Но мы — дети, и мы ничего не знаем. Мы только молчим. Нам жутко обернуться. Нам кажется, что зал уже совсем потемнел, и потемнел весь этот большой, гулкий дом, в котором мы живем. Отчего он такой тихий сейчас? Может быть, все ушли из него и забыли нас, маленьких девочек, прижавшихся к окну в темной огромной комнате?
Около своего плеча вижу испуганный, круглый глаз сестры. Она смотрит на меня: заплакать ей или нет?
И тут я вспоминаю мое сегодняшнее дневное впечатление, такое яркое, такое красивое, что забываю сразу и темный дом, и тускло-тоскливую улицу.
— Лена! — говорю я громко и весело. — Лена! Я сегодня видела конку!
Я не могу рассказать ей все о том безмерно радостном впечатлении, какое произвела на меня конка.
Лошади были белые и бежали скоро-скоро; сам вагон был красный или желтый, красивый, народа в нем сидело много, все чужие, так что могли друг с другом познакомиться и даже поиграть в какую-нибудь тихую игру.
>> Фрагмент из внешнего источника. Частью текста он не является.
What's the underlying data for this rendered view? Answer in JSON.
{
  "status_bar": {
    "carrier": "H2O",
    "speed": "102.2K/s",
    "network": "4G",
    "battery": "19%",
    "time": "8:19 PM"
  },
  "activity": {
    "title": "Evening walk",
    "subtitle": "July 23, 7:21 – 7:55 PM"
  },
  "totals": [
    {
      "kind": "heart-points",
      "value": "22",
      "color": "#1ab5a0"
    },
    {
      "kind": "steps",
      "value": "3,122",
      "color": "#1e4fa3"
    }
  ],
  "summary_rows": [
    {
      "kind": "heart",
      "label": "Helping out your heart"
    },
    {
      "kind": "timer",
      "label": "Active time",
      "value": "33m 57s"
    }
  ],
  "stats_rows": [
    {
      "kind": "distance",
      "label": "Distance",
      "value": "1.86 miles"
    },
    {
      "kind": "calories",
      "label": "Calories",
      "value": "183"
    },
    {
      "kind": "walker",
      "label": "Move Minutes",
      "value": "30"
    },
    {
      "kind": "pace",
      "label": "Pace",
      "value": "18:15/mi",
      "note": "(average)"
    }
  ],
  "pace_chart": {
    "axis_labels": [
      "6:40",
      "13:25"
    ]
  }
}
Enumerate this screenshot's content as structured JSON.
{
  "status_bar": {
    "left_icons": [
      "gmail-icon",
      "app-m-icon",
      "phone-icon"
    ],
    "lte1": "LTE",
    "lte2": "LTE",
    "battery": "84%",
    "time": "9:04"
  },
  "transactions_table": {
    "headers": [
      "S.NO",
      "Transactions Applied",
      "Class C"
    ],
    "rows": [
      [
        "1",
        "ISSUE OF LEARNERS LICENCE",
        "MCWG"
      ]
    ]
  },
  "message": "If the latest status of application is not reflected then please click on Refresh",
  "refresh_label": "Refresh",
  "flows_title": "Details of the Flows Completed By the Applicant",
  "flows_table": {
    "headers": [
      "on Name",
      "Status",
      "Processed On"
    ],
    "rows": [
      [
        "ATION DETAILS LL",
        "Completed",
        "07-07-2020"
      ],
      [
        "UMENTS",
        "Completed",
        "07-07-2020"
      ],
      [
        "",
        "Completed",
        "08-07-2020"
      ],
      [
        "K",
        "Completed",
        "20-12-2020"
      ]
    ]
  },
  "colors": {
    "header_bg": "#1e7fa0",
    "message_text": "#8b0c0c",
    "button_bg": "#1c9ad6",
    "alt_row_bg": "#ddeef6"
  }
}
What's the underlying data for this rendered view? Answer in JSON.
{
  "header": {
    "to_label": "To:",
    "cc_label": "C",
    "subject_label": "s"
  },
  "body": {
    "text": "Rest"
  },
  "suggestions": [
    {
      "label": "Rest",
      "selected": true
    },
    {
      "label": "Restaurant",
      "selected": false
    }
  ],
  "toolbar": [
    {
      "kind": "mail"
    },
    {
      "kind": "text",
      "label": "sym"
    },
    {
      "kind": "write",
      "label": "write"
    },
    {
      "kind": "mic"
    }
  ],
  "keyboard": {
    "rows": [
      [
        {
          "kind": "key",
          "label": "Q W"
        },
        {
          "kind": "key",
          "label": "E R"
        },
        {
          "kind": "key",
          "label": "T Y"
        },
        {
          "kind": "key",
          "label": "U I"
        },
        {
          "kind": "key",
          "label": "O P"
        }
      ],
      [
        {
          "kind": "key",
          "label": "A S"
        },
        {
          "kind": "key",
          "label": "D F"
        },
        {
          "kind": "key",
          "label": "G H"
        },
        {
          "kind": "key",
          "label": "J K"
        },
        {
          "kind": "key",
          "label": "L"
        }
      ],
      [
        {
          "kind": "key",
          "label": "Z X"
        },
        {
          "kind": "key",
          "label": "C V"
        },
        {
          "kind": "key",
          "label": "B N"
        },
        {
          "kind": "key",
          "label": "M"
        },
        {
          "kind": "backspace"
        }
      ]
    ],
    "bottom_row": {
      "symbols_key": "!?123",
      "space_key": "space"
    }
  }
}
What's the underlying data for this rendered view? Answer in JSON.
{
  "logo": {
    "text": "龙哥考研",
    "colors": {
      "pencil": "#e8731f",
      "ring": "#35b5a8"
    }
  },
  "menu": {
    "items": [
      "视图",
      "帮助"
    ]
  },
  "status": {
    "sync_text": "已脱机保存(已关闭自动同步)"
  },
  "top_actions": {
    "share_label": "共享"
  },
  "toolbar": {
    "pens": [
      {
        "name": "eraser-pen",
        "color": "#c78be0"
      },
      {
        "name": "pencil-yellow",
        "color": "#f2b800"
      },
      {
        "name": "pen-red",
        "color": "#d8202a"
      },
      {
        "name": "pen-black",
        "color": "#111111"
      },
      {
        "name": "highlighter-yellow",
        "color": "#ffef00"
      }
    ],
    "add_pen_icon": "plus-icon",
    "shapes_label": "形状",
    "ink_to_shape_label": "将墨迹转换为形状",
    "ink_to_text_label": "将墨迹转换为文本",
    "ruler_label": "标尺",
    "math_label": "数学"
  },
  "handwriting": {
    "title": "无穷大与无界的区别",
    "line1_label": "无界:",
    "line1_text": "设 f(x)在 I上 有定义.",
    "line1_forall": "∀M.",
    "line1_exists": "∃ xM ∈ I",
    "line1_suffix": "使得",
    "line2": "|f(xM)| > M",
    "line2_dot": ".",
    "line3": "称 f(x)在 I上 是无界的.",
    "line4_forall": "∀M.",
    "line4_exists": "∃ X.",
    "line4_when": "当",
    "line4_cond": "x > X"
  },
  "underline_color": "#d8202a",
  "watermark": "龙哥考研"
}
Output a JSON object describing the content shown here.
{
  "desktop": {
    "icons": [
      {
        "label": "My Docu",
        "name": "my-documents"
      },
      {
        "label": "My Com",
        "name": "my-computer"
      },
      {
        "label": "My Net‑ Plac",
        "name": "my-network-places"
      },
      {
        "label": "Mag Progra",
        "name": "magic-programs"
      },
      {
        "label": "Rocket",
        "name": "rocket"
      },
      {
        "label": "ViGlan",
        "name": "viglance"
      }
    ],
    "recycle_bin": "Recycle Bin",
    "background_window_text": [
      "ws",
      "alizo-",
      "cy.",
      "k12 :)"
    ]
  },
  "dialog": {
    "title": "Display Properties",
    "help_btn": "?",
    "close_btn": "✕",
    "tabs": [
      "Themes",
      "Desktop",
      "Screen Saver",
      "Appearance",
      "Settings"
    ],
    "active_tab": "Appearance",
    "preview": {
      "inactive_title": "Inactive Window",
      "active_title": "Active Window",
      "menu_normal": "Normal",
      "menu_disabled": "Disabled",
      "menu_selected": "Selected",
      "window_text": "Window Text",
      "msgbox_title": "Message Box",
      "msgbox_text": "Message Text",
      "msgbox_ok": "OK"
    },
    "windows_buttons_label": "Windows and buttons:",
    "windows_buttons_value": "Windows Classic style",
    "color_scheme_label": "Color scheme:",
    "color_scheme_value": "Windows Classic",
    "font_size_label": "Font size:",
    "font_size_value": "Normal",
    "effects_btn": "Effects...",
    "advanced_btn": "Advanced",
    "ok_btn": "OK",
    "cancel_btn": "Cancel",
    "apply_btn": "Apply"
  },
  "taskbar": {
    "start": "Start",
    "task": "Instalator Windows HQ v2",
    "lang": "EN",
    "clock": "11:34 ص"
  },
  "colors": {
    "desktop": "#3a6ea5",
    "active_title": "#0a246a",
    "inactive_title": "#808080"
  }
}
А сзади, на подножке стоял кондуктор, весь в золоте, — а, может быть, и не весь, а только немножко, на пуговицах, — и трубил в золотую трубу:
— Ррам-рра-ра!
Само солнце звенело в этой трубе и вылетало из нее златозвонкими брызгами.
Как расскажешь это все! Можно сказать только:
— Лена! Я видела конку!
Да и не надо ничего больше. По моему голосу, по моему лицу она поняла всю беспредельную красоту этого видения.
И неужели каждый может вскочить в эту колесницу радости и понестись под звоны солнечной трубы?
— Ррам-рра-ра!
Нет, не всякий. Фрейлейн говорит, что нужно за это платить. Оттого нас там и не возят. Нас запирают в скучную, затхлую карету с дребезжащим окном, пахнущую сафьяном и пачулями, и не позволяют даже прижимать нос к стеклу.